By Legal Futures Associate Search Acumen 
- More than half of homes bought for £1m+ are now located outside Greater London, for the first time on record
- Nearly one in five (19%) house purchases across England and Wales valued at £500,000 or more so far this year, up from 11% in 2018
- Two in three (68%) sales for £500,000+ taking place outside the capital, increasing from 61% three years ago
- Local hotspots with the biggest rise in high-value sales since 2018 include Ceredigion, North Lincolnshire, Blackburn with Darwen, Falmouth and York
Surging house prices over the last year have loosened London’s grip on the high-value property market, according to analysis of official data by Search Acumen, the property data and insight provider.
The residential property market has recovered at pace since summer 2020 when the country exited the first Covid-19 lockdown, fuelled by pent-up demand and HM Treasury’s Stamp Duty Land Tax (SDLT) holiday.
With sales boosted to record levels and UK house prices rising at a rate of 10% annually¹, Search Acumen’s analysis of data from HM Land Registry shows nearly one in five home purchases (19%) across England and Wales are now valued at £500,000 or more.
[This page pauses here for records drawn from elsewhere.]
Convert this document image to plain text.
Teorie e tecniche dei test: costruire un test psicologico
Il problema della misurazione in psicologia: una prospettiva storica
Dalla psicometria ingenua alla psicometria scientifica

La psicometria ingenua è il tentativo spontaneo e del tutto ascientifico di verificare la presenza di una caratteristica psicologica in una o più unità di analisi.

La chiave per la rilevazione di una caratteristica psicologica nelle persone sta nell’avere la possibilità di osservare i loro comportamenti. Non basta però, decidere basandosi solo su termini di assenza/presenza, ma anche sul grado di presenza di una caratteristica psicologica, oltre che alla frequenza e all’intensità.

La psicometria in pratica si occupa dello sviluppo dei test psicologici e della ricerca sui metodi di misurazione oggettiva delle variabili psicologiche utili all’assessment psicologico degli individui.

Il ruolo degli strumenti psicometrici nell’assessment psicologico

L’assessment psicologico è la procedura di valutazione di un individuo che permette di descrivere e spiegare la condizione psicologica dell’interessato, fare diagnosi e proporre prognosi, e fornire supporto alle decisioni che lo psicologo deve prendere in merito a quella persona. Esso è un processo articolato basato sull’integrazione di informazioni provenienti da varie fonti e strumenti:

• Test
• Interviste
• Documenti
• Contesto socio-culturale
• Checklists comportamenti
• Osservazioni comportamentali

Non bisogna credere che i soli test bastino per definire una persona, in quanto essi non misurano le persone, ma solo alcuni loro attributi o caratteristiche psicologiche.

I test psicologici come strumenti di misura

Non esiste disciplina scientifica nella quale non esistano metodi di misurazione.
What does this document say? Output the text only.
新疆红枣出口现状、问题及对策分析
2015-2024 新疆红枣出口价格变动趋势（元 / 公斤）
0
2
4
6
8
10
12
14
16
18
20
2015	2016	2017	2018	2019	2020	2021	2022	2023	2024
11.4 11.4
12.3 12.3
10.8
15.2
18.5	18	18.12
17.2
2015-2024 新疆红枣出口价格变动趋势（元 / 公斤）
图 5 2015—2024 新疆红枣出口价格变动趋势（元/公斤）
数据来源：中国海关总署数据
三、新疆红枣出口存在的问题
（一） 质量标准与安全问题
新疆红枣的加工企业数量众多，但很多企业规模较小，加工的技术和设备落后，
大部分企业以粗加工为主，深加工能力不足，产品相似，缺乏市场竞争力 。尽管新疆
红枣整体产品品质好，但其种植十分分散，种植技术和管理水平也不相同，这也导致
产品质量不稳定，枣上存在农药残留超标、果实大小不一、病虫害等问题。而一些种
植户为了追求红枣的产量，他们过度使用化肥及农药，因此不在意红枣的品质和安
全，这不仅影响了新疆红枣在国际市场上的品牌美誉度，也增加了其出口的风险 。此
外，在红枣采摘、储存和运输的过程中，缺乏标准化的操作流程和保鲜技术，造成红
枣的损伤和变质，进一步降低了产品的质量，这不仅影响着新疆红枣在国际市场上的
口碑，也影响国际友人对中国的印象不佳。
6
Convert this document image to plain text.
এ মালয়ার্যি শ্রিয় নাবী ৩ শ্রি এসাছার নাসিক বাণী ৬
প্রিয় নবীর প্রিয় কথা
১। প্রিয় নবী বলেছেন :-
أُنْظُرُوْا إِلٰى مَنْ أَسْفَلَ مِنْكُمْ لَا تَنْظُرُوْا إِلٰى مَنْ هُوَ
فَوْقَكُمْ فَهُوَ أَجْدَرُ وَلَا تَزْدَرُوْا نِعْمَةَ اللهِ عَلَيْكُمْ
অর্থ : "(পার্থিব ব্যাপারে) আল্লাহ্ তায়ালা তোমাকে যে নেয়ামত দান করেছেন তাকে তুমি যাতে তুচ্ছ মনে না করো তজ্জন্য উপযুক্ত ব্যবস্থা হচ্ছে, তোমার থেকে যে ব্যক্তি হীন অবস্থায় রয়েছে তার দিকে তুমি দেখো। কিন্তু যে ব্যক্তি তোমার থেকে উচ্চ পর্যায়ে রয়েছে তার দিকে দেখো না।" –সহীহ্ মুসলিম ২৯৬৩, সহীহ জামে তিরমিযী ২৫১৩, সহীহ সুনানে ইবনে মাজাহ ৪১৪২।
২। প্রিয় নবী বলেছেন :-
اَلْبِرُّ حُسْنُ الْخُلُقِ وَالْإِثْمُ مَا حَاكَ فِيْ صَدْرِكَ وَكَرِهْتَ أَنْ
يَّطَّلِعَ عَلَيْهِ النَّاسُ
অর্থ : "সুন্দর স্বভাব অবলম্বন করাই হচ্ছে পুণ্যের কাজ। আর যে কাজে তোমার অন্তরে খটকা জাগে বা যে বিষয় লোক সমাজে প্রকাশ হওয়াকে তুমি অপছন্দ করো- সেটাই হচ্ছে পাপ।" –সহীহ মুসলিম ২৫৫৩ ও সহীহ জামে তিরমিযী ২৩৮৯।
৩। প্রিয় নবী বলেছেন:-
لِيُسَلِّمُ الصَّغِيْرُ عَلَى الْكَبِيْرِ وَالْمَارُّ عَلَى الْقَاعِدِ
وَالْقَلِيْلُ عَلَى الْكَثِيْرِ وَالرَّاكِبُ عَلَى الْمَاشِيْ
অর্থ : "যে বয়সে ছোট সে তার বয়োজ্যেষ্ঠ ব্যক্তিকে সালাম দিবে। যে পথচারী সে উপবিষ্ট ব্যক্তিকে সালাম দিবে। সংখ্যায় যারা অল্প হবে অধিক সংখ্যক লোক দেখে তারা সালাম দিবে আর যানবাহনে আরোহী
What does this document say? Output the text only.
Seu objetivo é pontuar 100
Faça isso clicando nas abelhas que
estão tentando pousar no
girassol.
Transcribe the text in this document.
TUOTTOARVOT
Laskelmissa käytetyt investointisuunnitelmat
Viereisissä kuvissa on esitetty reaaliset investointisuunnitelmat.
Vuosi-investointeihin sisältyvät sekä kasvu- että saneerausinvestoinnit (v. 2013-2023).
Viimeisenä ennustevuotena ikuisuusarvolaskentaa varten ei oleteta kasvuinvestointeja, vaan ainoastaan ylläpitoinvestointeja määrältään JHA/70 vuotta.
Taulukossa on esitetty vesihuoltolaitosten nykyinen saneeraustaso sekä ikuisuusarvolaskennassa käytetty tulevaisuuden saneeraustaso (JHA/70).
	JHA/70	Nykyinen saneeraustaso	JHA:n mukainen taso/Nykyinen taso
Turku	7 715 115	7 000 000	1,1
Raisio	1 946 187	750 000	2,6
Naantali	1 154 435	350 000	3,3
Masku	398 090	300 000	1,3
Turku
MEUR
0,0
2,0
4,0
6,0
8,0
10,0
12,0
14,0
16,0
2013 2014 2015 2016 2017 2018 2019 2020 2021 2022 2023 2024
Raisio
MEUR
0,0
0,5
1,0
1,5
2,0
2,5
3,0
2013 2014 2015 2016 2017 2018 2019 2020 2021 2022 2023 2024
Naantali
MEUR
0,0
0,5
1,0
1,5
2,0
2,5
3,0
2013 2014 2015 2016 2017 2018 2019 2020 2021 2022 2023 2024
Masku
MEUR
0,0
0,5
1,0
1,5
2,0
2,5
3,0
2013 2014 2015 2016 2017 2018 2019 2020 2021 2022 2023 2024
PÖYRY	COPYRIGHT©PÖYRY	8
This compares with just 11% in 2018.
The market for properties priced at £1m+ has also boomed with 3% of sales now landing above this price point, up from 2% in 2018. In total, 15,560 house sales were agreed for £1m+ across England and Wales last year, equivalent to 43 per day and exceeding the totals for 2018 and 2019 despite the spring shutdown.
The North West (15.2%), Wales (13.3%) and North East (11.8%) have set the pace for regional house price growth across England and Wales over the last year¹. Over the same period, London house prices have grown by 5.2%, the lowest measure of any region.
As a result, Search Acumen has found that more than half of houses purchased for £1m+ are now located outside Greater London, for the first time on record. The capital’s share of this market has shrunk from 58% in 2018 to 48% so far this year.
Similarly, more than two thirds (68%) of house purchases above £500,000 are now taking place outside the capital, compared with 61% in 2018.
The rise in house prices and spread of high-value sales across England and Wales means that more diverse areas of the country are now attracting homebuyers in the £500,000+ and £1m+ price bracket.
Areas associated with London’s traditional commuter belt – including Surrey, Hertfordshire, Essex and Kent – have seen the highest volume of purchases for £500,000+ so far this year. But the areas that have seen the most growth since 2018 are spread more widely as far as Ceredigion in Wales, North Lincolnshire, Wrekin in Shropshire and Blackburn with Darwen.
Similarly, while Richmond, Oxford and Leatherhead saw the most £1m+ purchases last year, the areas registering the biggest increase in sales at this price bracket were more broadly spread with Falmouth, Christchurch, York and King’s Lynn all appearing in the top ten for growth since 2018.
Andy Sommerville, Director at Search Acumen, says: “These figures may not show the kind of levelling up that Government has in mind, but they suggest the property market is being reshaped by recent political and economic events, including Brexit alongside Covid-19, and policy responses such as the Stamp Duty holiday. London’s monopoly on higher value homes has come to an end, and legal firms across the country will find themselves dealing with increasingly high-stakes transactions.
“It’s becoming more and more common for buyers to part with significant amounts of money to move up the property ladder, with almost one in five homes having a price tag of at least £500,000. But despite all this investment, the process of buying a house is still stubbornly stuck in the past, with premium prices accompanied by the same stress, angst and uncertainty that has plagued the market for years.
“With increasing sums at stake, it’s woefully inadequate that transactions can still hang in the balance for weeks or even months after an offer is accepted, while legal firms wait for information to complete due diligence. Paper based processes have long outstayed their welcome, and the drive towards digital during the pandemic should accelerate the use of real-time data to deliver a more transparent, efficient and ultimately rewarding experience.”